401k: Where to Invest Your Money
If you are just setting up a 401k retirement savings plan or if you have had a plan for years, but are now actively preparing for retirement, you may have many questions. The common being “where should I invest my money?” Of course, the decision is yours to make and you should speak with a qualified financial advisor, but continue reading on for some tips to help you get started.
When it comes to choosing your 401k investments, there are a number of important questions you need to ask yourself. You need to know how much money you need for retirement, how much money you have, when you anticipate to retire, and how much of a risk you are willing to take.
Your age should play a significant role in determining your investments. When do you want to retire and how old are you? If you are in your early 20s or 30s, you have a lot of freedom. You won’t retire for at least 30 more years. For at least 10 one those years, you can stand to take a risk. You can gamble on the stock market. Now is the best time because the economy and stock market are in poor condition. Stocks are available for cheap. Research companies to examine and compare their long-term averages. Stock with high shares before the 2007 and 2008 years are likely good companies, they just fell victim to the poor economy and consumers limiting their spending.
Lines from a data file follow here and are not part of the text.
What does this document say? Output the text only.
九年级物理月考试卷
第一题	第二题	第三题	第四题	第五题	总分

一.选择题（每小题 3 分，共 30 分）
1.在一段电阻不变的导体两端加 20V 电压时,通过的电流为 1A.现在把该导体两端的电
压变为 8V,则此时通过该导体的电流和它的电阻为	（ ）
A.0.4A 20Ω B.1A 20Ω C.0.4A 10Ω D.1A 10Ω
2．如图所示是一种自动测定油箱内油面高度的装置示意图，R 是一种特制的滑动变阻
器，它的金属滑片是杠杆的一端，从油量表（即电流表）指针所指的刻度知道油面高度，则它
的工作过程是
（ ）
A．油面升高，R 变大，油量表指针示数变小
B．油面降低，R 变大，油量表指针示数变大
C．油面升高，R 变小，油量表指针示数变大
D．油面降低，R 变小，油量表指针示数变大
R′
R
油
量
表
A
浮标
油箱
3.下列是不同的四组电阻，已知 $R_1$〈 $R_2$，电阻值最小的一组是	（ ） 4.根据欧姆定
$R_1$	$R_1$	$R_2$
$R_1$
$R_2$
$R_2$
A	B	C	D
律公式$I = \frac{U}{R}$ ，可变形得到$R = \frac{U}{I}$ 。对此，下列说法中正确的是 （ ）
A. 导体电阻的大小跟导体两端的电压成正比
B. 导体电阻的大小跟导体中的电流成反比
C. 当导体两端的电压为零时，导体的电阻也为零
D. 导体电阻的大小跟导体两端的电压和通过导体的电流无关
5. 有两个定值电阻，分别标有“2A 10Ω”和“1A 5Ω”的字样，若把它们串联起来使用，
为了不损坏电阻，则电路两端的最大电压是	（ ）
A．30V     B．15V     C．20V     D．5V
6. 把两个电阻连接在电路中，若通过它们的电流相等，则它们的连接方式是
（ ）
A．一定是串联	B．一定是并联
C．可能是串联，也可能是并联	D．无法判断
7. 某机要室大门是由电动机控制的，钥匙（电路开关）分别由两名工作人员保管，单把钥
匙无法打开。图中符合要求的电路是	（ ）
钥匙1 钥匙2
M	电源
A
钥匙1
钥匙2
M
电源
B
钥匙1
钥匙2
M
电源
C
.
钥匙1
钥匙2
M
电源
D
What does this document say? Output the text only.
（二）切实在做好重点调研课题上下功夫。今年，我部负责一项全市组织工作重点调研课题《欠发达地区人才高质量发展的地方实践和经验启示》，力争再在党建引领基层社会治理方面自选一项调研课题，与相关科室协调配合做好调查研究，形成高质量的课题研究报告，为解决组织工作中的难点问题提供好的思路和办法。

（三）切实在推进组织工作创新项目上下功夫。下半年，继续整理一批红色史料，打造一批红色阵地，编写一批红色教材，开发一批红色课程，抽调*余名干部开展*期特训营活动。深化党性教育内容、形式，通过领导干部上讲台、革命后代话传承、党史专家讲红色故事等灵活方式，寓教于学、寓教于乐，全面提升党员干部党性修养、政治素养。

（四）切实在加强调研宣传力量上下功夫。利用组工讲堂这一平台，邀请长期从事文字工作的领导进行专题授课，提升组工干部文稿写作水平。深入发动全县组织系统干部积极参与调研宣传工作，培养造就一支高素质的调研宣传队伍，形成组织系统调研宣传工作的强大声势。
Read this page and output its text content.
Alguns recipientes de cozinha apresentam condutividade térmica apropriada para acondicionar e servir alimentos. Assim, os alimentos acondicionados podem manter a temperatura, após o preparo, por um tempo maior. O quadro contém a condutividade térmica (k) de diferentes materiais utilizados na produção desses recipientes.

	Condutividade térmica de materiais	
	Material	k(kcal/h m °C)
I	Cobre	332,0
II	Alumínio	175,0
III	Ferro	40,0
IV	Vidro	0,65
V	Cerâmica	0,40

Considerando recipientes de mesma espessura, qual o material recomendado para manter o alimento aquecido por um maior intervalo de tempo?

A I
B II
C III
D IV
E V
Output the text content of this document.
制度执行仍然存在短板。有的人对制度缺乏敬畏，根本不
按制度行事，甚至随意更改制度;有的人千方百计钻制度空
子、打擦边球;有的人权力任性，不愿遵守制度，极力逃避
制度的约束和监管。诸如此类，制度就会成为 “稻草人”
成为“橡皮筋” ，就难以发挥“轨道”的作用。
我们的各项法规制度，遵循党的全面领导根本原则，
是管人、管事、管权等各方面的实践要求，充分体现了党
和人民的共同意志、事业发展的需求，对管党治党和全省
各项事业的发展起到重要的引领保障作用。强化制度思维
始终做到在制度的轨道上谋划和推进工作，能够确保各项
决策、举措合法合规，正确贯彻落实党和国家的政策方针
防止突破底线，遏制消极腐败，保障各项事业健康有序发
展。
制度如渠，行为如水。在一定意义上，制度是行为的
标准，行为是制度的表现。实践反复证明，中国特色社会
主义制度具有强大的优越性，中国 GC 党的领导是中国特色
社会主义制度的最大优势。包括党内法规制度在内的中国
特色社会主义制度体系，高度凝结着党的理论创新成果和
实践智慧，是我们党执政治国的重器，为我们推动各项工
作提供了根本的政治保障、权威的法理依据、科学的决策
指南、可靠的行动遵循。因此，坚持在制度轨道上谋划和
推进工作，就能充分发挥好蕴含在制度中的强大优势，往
As for why those young in age are able to take a gamble with stocks, it is because the market usually recuperates. As previously stated, it is in a poor state right now. Most financial experts state it will improve or start to improve in less than 5 years. You invest money in low-cost stocks and watch them rise as the economy improves. With that rising, you will experience gains in your retirement savings.
If you are on the other side of the fence and in your late 40s or 50s, you may be willing to take less risk. You plan to retire soon. If you have had a 401k plan for years and were invested in stocks, you likely lost money in 2008. No one wants to lose money, especially so close to retirement. If you lost money and can, hold out. Remember the economy should start to improve in less than five years. If you can wait that long, the stocks you invested in should rise. You may not make a profit, but at least you are able to recuperate the money you lost.
The risk you are willing to take should also play a role in determining your 401k investments. Even if you are young and in your 20s or 30s, risks may not be your thing. You do not want to lose money in the event the market takes another swing after improving. This is okay and normal. In that case, diversification is your best option. Opt for a collection of stocks and bonds. You are able to take some risks, while keeping one foot planted firmly on the ground. In the event the stock market takes another hit 20 years from now, you will not lose all of your retirement savings.
Finally, is important to consider the money you have and the money you need for retirement. Say you are 50 years old. You lost $100,000 due to poor stocks. Should you pull out now? Not necessarily, those stocks should start to improve before you reach the age of 60. Speak to a financial advisor. If they anticipate a market turnaround, keep your investments as is. Wait until you recuperate some of your money and switch to low-risk investments. If not, you will need to find another way to come up with that missing $100,000, plus any other money you need to financially survive your golden years.